Robin looked furious in that moment, the muscles in her neck going rigid.
“Alright,” she said. “If you want honesty, then I’ll be honest with you. It’s not you so much that offends my sensibilities as it is your type. I can read you all too easily. An overbearing father, a doting mother…this makes you adverse to authority, and charming to women. You’re a Player. As far as I’m concerned you lack commitment, probably to anything in your life. When I first saw you in the museum, do you know what I was thinking? I was thinking, why is he sketching in a £200 suit jacket? Unfortunately, I’m well acquainted with your sort, Mr. Mills. I’m concerned that very little resides in you beyond the surface. Your pretensions to intellect, to serious thought, are only that: pretensions. Women like you, I’ll bet. But I very much doubt that you could appeal to a woman beyond your own type.”

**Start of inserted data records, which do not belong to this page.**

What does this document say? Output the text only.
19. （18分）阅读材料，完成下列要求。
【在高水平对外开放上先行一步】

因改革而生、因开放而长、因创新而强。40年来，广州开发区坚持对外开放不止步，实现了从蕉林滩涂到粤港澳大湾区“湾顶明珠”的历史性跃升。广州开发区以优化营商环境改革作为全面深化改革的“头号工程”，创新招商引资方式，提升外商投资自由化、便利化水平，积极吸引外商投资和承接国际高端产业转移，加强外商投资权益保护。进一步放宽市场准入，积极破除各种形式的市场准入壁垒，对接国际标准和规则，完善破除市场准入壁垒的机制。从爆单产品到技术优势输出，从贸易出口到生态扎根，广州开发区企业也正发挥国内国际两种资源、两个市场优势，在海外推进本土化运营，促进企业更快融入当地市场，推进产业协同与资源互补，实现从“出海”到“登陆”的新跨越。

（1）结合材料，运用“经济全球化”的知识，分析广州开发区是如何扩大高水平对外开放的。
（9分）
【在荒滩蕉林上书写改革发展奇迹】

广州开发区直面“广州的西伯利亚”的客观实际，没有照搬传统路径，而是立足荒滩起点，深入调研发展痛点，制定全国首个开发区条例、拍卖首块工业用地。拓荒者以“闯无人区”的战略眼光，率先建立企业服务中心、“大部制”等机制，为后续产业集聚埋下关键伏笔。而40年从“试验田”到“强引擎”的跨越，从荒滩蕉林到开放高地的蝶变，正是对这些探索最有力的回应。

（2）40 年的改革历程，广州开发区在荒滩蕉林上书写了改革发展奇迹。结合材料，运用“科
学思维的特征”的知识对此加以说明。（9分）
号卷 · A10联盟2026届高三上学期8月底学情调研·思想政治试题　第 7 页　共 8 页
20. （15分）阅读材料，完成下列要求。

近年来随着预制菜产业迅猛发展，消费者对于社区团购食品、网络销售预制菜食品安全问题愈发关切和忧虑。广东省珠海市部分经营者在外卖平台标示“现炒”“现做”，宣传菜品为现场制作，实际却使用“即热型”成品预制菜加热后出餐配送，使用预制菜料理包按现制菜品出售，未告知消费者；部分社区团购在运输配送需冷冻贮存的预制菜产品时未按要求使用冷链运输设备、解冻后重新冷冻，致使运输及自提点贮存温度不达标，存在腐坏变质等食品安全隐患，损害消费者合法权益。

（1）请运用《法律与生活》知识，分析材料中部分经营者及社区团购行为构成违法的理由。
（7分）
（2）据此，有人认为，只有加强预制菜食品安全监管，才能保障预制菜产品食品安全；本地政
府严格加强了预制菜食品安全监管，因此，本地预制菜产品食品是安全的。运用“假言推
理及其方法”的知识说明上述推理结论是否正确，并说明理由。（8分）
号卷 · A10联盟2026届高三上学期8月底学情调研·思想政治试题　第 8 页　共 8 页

“And what type would that be?”
“I’m sure you know what I mean. A flaxen haired doll who can fill out a bra.”
“Right.”
“But none of that matters. What you are…Well, it can help us find Andrea. I’m told you’re good with people; I can see how that would be the case. And…I’m glad of that. But I just need to know that you’re not a…I don’t know…a peacock. That you can do more than just strut around and look interesting. I need you to do what you say you can do. Do you understand me? I don’t have any time for pretensions. My sister doesn’t have any time for pretensions.”
Sutton nodded.
“I understand. And despite what you think of me, I’ll do absolutely everything I can to find your sister, Robin. You have my word on that.”

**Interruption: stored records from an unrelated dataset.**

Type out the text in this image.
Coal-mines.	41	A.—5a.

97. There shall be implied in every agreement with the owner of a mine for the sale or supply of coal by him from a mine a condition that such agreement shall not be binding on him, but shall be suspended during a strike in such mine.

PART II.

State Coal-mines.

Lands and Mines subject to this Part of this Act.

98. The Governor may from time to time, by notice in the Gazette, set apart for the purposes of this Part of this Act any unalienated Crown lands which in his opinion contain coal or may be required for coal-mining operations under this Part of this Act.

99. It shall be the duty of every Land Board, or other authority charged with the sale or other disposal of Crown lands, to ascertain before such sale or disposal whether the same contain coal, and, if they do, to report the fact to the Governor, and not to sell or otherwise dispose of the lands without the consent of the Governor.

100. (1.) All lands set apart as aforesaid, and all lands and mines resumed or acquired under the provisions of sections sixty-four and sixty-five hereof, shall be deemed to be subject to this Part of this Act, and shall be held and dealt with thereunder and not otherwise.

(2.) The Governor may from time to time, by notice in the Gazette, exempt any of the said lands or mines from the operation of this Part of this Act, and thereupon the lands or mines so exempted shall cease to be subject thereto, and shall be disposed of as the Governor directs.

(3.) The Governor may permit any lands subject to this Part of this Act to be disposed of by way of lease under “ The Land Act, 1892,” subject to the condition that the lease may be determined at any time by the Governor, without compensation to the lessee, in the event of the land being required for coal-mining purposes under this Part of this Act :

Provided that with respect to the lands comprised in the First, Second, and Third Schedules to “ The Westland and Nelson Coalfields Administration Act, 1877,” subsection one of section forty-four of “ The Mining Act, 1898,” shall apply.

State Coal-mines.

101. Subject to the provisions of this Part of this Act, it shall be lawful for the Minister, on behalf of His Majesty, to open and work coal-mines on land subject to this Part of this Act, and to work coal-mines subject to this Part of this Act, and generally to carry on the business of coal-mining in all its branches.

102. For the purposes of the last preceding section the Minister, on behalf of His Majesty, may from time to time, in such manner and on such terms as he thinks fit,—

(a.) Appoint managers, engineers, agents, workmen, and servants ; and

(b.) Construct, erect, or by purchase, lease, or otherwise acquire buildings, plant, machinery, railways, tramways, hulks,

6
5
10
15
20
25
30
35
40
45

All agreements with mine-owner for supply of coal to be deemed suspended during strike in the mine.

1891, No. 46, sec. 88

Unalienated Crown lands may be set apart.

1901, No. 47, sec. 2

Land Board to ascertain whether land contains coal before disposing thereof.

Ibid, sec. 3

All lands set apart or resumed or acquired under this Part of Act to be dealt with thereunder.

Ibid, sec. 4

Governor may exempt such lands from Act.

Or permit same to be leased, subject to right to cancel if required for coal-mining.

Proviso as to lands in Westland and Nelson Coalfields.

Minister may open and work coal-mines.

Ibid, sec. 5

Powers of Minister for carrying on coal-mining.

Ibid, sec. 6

Robin nodded, but for a moment her bottom lip trembled.
“Good. That’s all I ask.”
*
Sean stared at the body.
She had been dumped at the base of the steps to the church, almost on the pavement. This seemed like the final sacrilege, the last insult. The ultimate denial of this young woman’s right to existence.
It was the worst one yet. Her entire torso was a mess, as if she had been beaten or burnt…or both.